港内に入ってくる新しい船体が、白く輝いて見えた。
これから、この船に乗って大間へ渡ろうという船客たちが、入港に気づいて岸壁に出迎える。
ふんいきが、いつもとちょっとばかり違う。
港は新装、船も新造…新しく、若がえるのはやっぱりウレシイ。
津軽海峡フェリーの大間-函館航路に、デビューしたばかりの「大函丸」。
この船の新造にあたっては、大間町から相当な資金提供があったという。“まさかり”に譬えられる下北半島の突端、大間町からは「むつ」より「函館」のほうが近い。むかしからの地縁も深いのだ。
大間原発建設差し止め提訴が函館市からなされたとき、大間町は静観するしかなかった。海峡圏のよしみを想えば、遣る瀬無いことだったろう。
新造船になっても、朝夕2往復の就航にかわりはなく、青森-函館航路の1日8往復には比べるべくもなく、ほかの利便・サービスにいたっては雲泥の差といっていい。船体の大きさも半分くらいしかない、あくまでも“地域の足”だった。
大間行きの朝便に乗ったこの日の客、人数は30人たらずで、旅行者らしい姿はボクらを含めて3組くらいしかなかった。

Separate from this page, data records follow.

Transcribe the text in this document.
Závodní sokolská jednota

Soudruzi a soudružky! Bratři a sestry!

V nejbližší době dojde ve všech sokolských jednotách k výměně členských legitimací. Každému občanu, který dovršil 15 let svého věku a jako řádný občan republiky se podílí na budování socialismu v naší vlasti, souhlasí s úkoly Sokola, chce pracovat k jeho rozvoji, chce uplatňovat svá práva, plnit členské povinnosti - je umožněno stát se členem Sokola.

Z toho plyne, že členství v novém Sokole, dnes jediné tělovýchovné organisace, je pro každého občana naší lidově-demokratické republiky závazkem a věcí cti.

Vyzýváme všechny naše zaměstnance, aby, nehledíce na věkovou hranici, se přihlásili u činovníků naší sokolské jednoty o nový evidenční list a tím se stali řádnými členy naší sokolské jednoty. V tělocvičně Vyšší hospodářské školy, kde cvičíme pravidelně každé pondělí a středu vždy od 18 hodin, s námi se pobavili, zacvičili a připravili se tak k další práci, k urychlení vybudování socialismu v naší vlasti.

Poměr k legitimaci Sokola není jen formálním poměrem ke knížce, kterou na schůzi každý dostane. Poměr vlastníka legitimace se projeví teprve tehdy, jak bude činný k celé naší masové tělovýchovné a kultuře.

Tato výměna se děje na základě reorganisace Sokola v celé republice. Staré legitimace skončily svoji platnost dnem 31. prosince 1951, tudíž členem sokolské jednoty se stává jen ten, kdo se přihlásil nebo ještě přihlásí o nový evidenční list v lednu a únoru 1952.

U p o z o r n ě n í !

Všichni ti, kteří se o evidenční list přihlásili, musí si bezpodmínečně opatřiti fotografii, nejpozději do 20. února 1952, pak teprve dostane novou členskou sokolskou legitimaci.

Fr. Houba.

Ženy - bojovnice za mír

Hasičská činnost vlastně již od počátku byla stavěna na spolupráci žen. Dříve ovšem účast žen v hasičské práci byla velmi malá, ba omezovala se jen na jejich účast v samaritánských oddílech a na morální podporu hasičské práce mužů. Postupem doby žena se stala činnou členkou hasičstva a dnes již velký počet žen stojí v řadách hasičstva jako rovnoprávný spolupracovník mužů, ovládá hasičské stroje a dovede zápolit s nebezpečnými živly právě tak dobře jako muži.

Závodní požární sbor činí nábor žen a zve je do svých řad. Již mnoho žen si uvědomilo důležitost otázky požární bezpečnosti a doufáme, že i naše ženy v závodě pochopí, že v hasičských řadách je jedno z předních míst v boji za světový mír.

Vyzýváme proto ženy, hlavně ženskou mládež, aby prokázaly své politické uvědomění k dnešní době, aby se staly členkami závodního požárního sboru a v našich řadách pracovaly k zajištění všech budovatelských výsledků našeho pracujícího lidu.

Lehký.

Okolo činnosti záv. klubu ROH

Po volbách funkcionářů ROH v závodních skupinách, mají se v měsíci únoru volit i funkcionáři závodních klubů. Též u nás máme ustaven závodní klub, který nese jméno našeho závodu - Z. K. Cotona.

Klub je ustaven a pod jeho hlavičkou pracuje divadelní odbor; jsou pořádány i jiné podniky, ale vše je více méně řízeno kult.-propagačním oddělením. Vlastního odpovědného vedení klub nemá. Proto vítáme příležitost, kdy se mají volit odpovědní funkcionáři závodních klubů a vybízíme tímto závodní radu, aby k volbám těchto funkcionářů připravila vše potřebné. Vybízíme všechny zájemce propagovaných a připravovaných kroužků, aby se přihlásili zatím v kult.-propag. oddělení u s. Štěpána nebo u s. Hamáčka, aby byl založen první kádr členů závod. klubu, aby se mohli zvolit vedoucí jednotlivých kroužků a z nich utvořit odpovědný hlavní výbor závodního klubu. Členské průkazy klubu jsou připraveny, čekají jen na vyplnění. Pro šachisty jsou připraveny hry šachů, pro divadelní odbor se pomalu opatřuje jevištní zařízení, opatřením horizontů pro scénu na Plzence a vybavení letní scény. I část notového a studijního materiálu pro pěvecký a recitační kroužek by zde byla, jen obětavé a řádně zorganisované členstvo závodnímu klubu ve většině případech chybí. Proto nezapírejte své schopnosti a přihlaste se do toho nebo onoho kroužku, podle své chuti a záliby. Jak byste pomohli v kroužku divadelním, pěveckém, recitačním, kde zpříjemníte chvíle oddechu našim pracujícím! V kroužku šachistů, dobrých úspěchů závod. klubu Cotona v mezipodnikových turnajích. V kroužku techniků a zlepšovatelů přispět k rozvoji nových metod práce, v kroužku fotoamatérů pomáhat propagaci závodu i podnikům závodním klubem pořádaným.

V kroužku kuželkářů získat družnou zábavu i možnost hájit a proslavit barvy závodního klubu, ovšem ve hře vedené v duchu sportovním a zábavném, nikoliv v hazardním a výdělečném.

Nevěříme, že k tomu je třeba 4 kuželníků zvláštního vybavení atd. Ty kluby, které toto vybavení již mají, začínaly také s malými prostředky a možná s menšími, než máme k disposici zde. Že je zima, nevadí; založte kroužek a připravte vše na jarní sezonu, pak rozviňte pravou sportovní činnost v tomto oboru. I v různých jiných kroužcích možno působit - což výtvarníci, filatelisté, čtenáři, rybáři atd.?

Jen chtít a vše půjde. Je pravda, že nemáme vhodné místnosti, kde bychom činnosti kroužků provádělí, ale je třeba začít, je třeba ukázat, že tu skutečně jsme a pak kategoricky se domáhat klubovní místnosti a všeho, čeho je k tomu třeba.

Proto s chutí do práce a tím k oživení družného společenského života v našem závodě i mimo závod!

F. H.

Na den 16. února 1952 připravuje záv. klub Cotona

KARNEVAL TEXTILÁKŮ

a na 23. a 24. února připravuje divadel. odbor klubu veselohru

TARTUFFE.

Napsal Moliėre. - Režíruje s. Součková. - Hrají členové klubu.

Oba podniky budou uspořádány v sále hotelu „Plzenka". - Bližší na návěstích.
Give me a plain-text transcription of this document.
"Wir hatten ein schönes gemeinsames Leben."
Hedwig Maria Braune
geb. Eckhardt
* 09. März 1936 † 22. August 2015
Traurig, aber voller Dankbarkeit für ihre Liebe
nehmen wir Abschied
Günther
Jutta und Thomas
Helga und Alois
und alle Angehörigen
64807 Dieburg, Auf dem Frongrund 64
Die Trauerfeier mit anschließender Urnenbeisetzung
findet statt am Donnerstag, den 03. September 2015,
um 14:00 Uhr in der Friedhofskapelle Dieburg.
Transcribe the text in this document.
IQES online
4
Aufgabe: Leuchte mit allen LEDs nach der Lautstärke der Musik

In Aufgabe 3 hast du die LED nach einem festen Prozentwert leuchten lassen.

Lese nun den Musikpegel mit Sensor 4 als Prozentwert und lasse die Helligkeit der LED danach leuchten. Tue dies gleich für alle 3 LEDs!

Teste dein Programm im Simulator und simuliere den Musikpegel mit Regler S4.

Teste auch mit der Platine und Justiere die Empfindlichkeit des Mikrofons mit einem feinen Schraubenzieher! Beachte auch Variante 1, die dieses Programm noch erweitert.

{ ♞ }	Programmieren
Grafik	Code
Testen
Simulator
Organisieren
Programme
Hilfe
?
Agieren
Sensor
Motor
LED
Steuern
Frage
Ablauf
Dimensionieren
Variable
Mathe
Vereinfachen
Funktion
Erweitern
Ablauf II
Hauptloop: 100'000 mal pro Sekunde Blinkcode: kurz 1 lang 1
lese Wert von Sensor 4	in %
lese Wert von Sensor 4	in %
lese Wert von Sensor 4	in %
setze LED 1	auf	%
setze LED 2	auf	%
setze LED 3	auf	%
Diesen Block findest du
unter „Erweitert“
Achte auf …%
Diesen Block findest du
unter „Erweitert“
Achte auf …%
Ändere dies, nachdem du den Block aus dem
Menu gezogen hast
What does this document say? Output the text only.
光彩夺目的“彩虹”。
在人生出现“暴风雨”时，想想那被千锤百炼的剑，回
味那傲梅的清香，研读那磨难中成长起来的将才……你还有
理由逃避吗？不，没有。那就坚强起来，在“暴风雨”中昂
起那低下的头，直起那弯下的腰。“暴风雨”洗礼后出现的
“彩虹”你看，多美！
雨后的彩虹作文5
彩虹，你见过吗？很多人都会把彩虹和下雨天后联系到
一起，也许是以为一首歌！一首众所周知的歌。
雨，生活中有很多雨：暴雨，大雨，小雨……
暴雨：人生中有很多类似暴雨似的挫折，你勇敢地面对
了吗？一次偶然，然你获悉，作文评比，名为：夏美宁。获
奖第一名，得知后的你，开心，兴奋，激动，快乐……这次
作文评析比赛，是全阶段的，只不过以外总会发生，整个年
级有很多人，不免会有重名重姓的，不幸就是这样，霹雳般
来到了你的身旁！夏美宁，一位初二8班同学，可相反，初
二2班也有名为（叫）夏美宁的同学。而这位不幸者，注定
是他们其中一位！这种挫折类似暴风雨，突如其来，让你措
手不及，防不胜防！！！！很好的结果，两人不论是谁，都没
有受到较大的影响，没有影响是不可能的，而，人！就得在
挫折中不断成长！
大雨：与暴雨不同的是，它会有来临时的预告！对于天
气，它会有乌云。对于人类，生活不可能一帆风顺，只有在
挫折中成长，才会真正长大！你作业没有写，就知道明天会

その朝の函館山は好天を思わせて望まれたのたが、港を出るとまもなく、海峡は汐荒く風も烈しく変貌した。
◆大間原発はデカくなっていた
航路は短い。
1時間半ほどで大間港に入ると、こちらの港も装いを新たに、ターミナル・ロビーには巨大「大間マグロ」の造りモノが観る人を圧倒していた。
潮風に「原発マネー」のにおいがする。
大間原発は(町外れにある)印象だったが、フェリーから走り出るとすぐ港外に建ちはだかり、2年前、建設自粛中のときにはなかったデカさがハッキリしてきた。
ただし、容れモノだけの寒々しさはいかんともしがたく、こっちは“裏口”ということか、舞台裏の乱雑さで資材やゴミがとり散らかっている。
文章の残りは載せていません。